London (AFP) – Property prices in London have fallen for the first time since 2009, as rising inflation after last year’s Brexit vote hits Britons’ purchasing power, according to an index published Friday.
Average home prices in the capital slid 0.6 percent in the third quarter or July-September period compared with a year earlier, home-loans provider Nationwide reported in its latest survey.
That was the first year-on-year decline in the index for London since the third quarter of 2009.
However, Nationwide also said that average prices across Britain rose 2.2 percent over the same period from a year earlier.

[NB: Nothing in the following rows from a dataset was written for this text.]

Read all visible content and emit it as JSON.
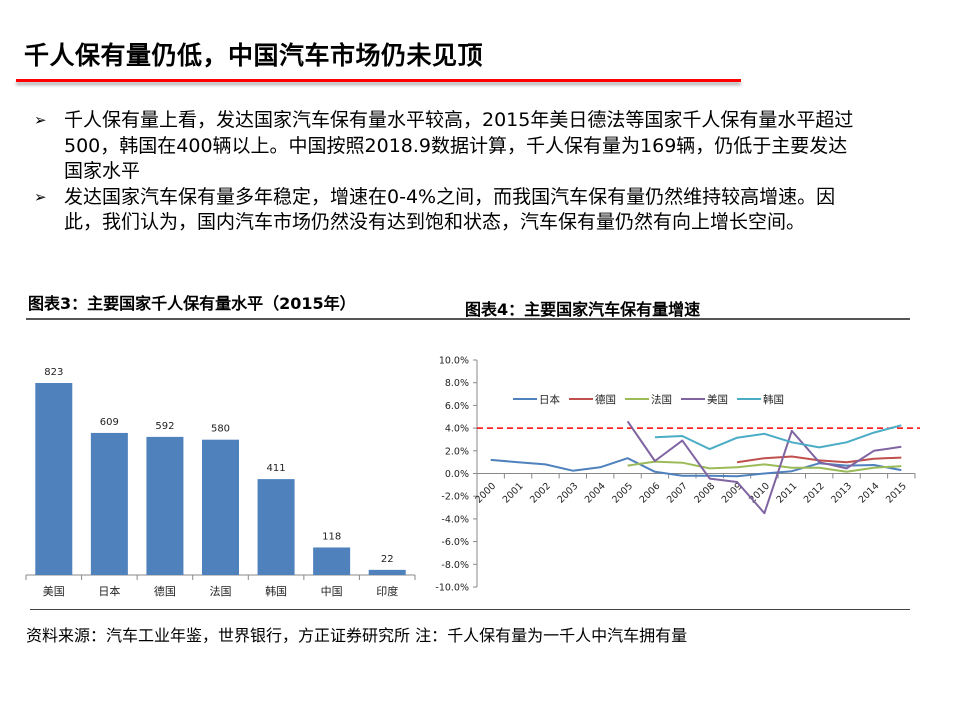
{
  "page": {
    "title": "千人保有量仍低，中国汽车市场仍未见顶",
    "accent_color": "#ff0000"
  },
  "bullets": [
    {
      "icon": "arrow-bullet-icon",
      "text": "千人保有量上看，发达国家汽车保有量水平较高，2015年美日德法等国家千人保有量水平超过500，韩国在400辆以上。中国按照2018.9数据计算，千人保有量为169辆，仍低于主要发达国家水平"
    },
    {
      "icon": "arrow-bullet-icon",
      "text": "发达国家汽车保有量多年稳定，增速在0-4%之间，而我国汽车保有量仍然维持较高增速。因此，我们认为，国内汽车市场仍然没有达到饱和状态，汽车保有量仍然有向上增长空间。"
    }
  ],
  "captions": {
    "chart3": "图表3：主要国家千人保有量水平（2015年）",
    "chart4": "图表4：主要国家汽车保有量增速"
  },
  "source": "资料来源：汽车工业年鉴，世界银行，方正证券研究所  注：千人保有量为一千人中汽车拥有量",
  "chart_data": [
    {
      "type": "bar",
      "title": "主要国家千人保有量水平（2015年）",
      "categories": [
        "美国",
        "日本",
        "德国",
        "法国",
        "韩国",
        "中国",
        "印度"
      ],
      "values": [
        823,
        609,
        592,
        580,
        411,
        118,
        22
      ],
      "labels": [
        "823",
        "609",
        "592",
        "580",
        "411",
        "118",
        "22"
      ],
      "color": "#4f81bd",
      "xlabel": "",
      "ylabel": "",
      "grid": false,
      "data_labels": true
    },
    {
      "type": "line",
      "title": "主要国家汽车保有量增速",
      "x": [
        "2000",
        "2001",
        "2002",
        "2003",
        "2004",
        "2005",
        "2006",
        "2007",
        "2008",
        "2009",
        "2010",
        "2011",
        "2012",
        "2013",
        "2014",
        "2015"
      ],
      "yticks": [
        "10.0%",
        "8.0%",
        "6.0%",
        "4.0%",
        "2.0%",
        "0.0%",
        "-2.0%",
        "-4.0%",
        "-6.0%",
        "-8.0%",
        "-10.0%"
      ],
      "ylim": [
        -10,
        10
      ],
      "legend_position": "top-inside",
      "reference_line": {
        "value": 4.0,
        "color": "#ff0000",
        "style": "dashed"
      },
      "series": [
        {
          "name": "日本",
          "color": "#4f81bd",
          "values": [
            1.2,
            1.0,
            0.8,
            0.25,
            0.55,
            1.35,
            0.15,
            -0.2,
            -0.2,
            -0.25,
            0.0,
            0.2,
            0.9,
            0.7,
            0.75,
            0.3
          ]
        },
        {
          "name": "德国",
          "color": "#c0504d",
          "values": [
            null,
            null,
            null,
            null,
            null,
            null,
            null,
            null,
            null,
            1.0,
            1.35,
            1.5,
            1.15,
            1.0,
            1.3,
            1.4
          ]
        },
        {
          "name": "法国",
          "color": "#9bbb59",
          "values": [
            null,
            null,
            null,
            null,
            null,
            0.7,
            1.05,
            0.95,
            0.45,
            0.55,
            0.8,
            0.5,
            0.5,
            0.15,
            0.5,
            0.65
          ]
        },
        {
          "name": "美国",
          "color": "#8064a2",
          "values": [
            null,
            null,
            null,
            null,
            null,
            4.6,
            1.1,
            2.9,
            -0.45,
            -0.75,
            -3.5,
            3.75,
            1.0,
            0.45,
            2.0,
            2.35
          ]
        },
        {
          "name": "韩国",
          "color": "#4bacc6",
          "values": [
            null,
            null,
            null,
            null,
            null,
            null,
            3.2,
            3.3,
            2.15,
            3.15,
            3.5,
            2.75,
            2.3,
            2.75,
            3.6,
            4.25
          ]
        }
      ],
      "xlabel": "",
      "ylabel": "",
      "grid": false
    }
  ]
}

“Low mortgage rates and healthy rates of employment growth are providing some support for demand, but this is being partly offset by pressure on household incomes, which appear to be weighing on confidence,” the lender said in a statement.
The average price of a home in London was almost £472,000 (535,000 euros, $632,000) in the third quarter, more than double the national average of £211,000, according to Nationwide.
British households’ purchasing power has taken a hit because of the rising cost of imports after last year’s referendum vote to leave the European Union, which pushed down the value of the pound.
British salaries fell by 0.4 percent between May and July compared to the same period a year earlier when adjusted for inflation, recent official data showed.
Britain’s property market could also suffer if the Bank of England were to raise its main rate from a record-low of 0.25 percent, which would push up the cost of mortgages.